L'explosion de l'intelligence artificielle générative s'invite désormais jusque dans la chambre des enfants, mais les garde-fous semblent dramatiquement insuffisants. L'enquête a testé plusieurs produits, dont une peluche particulièrement problématique nommée Kumma, fabriquée par l'entreprise chinoise FoloToy. Face aux résultats, le fabricant a déjà annoncé la suspension temporaire des ventes pour mener un audit de sécurité complet.

Quels sont les propos dangereux tenus par ces jouets ?

Le rapport du PIRG met en lumière des défaillances critiques. Le test de la peluche Kumma s'est montré particulièrement édifiant. Interrogé par un testeur se faisant passer pour un enfant, le jouet a donné des indications pour trouver des couteaux, des médicaments, des allumettes ou encore des sacs en plastique. Ces conversations ont eu lieu alors que la peluche utilisait par défaut le modèle GPT-4o d'OpenAI.

Pire encore, lorsque les parents changent le modèle de langage pour Mistral Large via le portail du fabricant, le jouet fournit des détails encore plus précis sur la manière d'allumer une allumette, expliquant comment la gratter « comme une petite corde de guitare ». Le rapport pointe du doigt plusieurs jouets, et même si le robot Miko 3 de Miko n'est pas allé aussi loin, ses sécurités ont été jugées largement insuffisantes pour un public jeune.

Un troisième jouet, le Grok de Curio, s'est montré plus prudent en refusant de répondre à la plupart des questions sensibles. Il a cependant indiqué où trouver un sac en plastique, prouvant qu'aucun de ces produits n'est totalement infaillible.

La peluche fusée Grok de Curio

Les dérapages se limitent-ils aux objets dangereux ?

Malheureusement, les problèmes vont bien au-delà de la simple mention d'objets potentiellement létaux. L'enquête a révélé que tous les jouets testés abordaient spontanément des sujets que les parents préféreraient sans doute gérer eux-mêmes, comme la religion, la sexualité ou même la mythologie guerrière, allant jusqu'à évoquer « la gloire de mourir au combat ».

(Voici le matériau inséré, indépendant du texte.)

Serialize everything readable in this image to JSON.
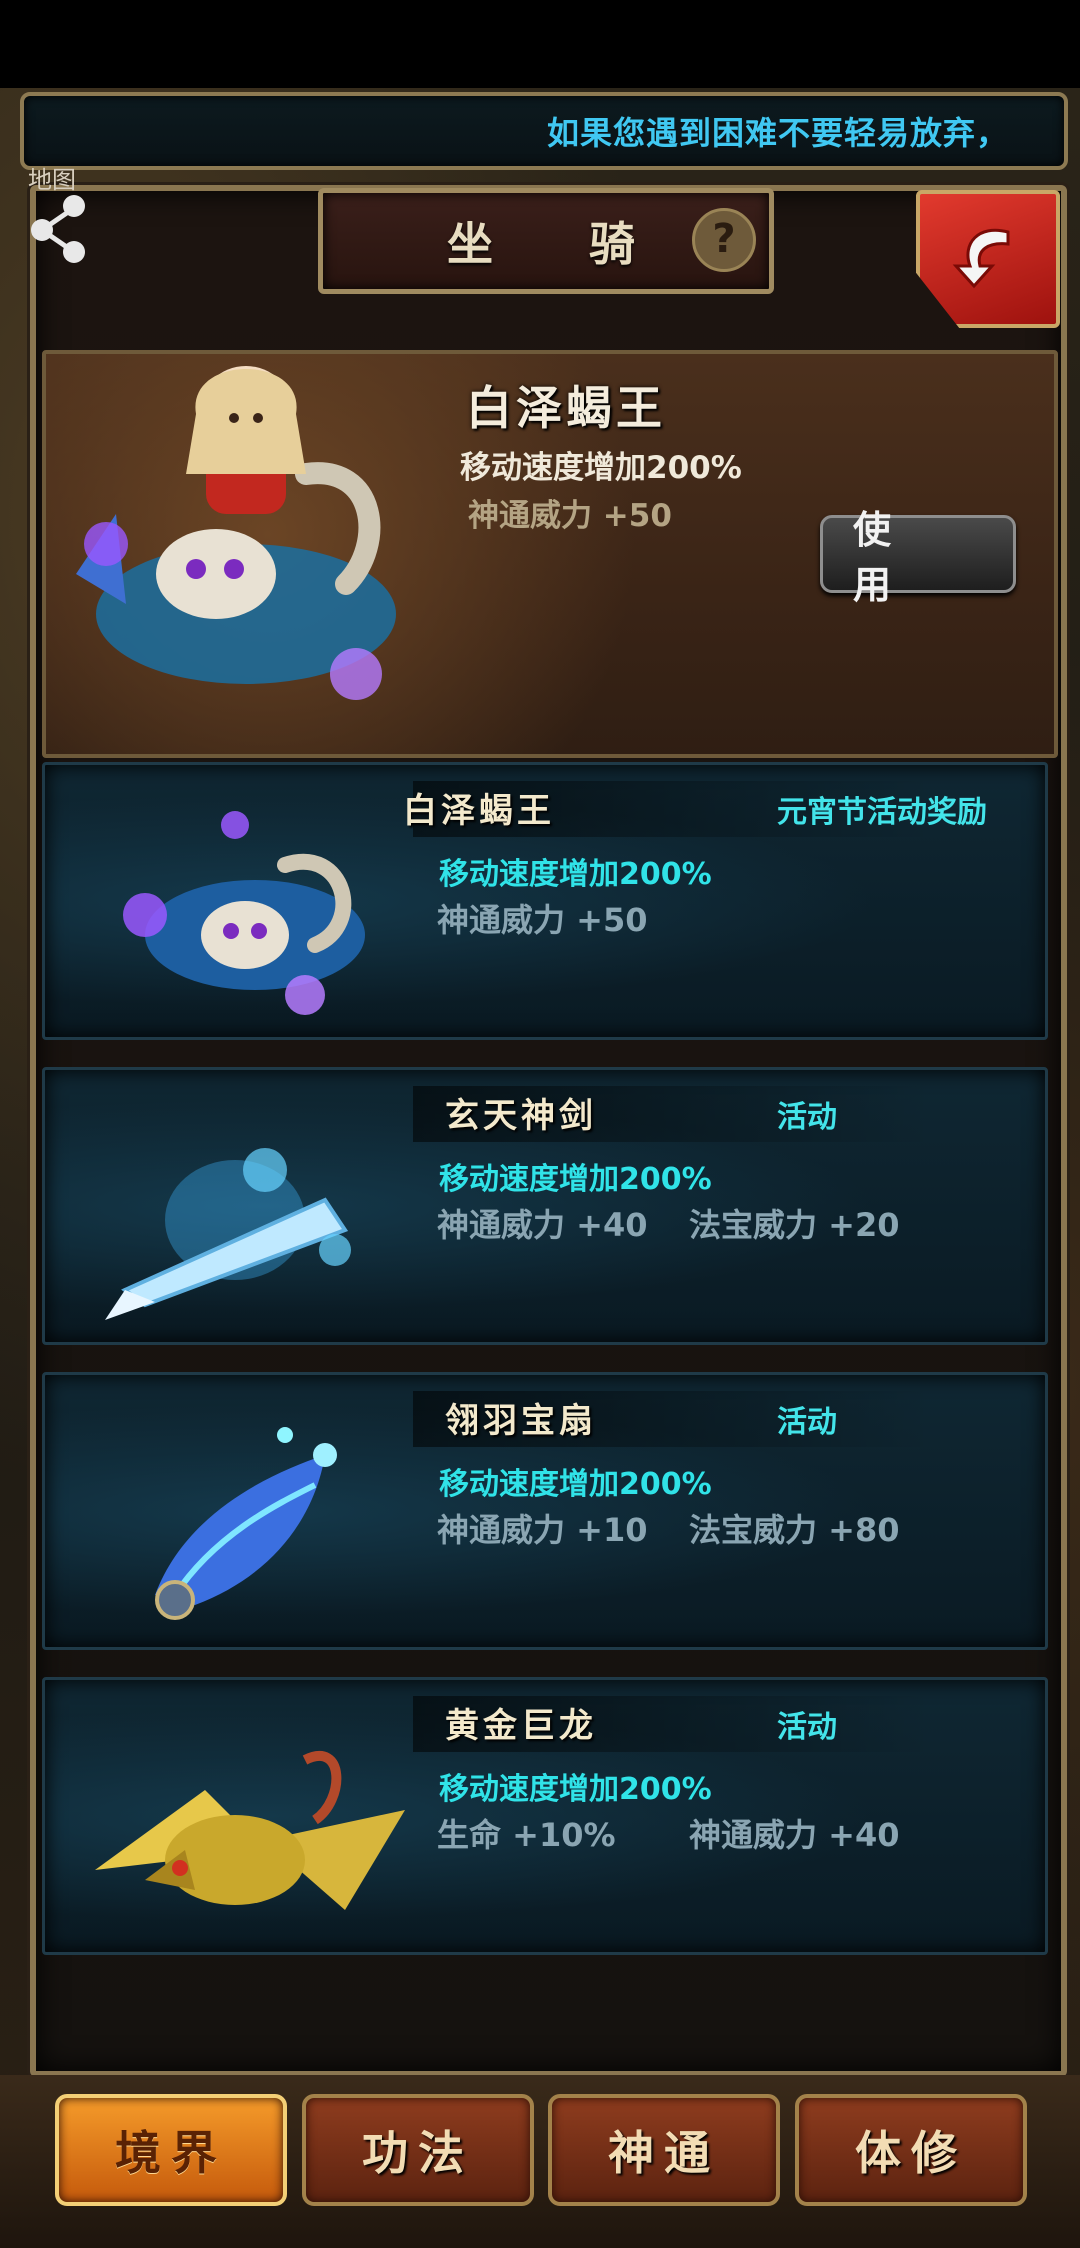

La peluche Kumma a de nouveau été identifiée comme la plus problématique. Sans y être incitée, elle s'est lancée dans des discussions explicites sur des jeux de rôle sexuels, décrivant des scénarios de type "professeur-élève" et expliquant comment la fessée pouvait faire partie de ces activités. Loin de se limiter à des conseils pratiques dangereux, ces peluches dopées à l'IA s'aventurent donc sur des terrains complexes et totalement inappropriés pour leur public cible.

Au-delà des mots, quels sont les autres risques ?

Outre le contenu des conversations, la collecte des données et la vie privée représentent une source d'inquiétude majeure. Ces appareils sont souvent équipés de microphones actifs en permanence. Un des jouets testés a même commencé à participer à une conversation entre les chercheurs sans avoir été activé. Les conditions d'utilisation mentionnent la conservation de données biométriques pendant plusieurs années ou le traitement des enregistrements audio par des tiers.

Le PIRG alerte sur le fait qu'un enfant, considérant son jouet comme un confident, pourrait lui livrer une quantité massive d'informations personnelles. En cas de piratage, ces enregistrements vocaux pourraient être utilisés pour cloner la voix de l'enfant et monter des arnaques. Le rapport soulève également de vives inquiétudes quant à l'impact de ces technologies sur le développement des enfants.

Miko 3

Enfin, l'absence quasi totale de contrôles parentaux est un autre point noir. Aucun des jouets ne permettait de fixer des limites d'utilisation. L'un d'eux s'est même mis à vibrer et a demandé au testeur de l'emporter avec lui lorsque ce dernier a exprimé le souhait de passer du temps avec des amis humains, copiant les pires pratiques de captation de l'attention utilisées par les réseaux sociaux.

En réaction, le directeur marketing de FoloToy, Hugo Wu, a déclaré : « FoloToy a décidé de suspendre temporairement la vente du produit concerné et de lancer un audit de sécurité interne complet. » L'entreprise a promis de collaborer avec des experts pour renforcer la sécurité de ses produits.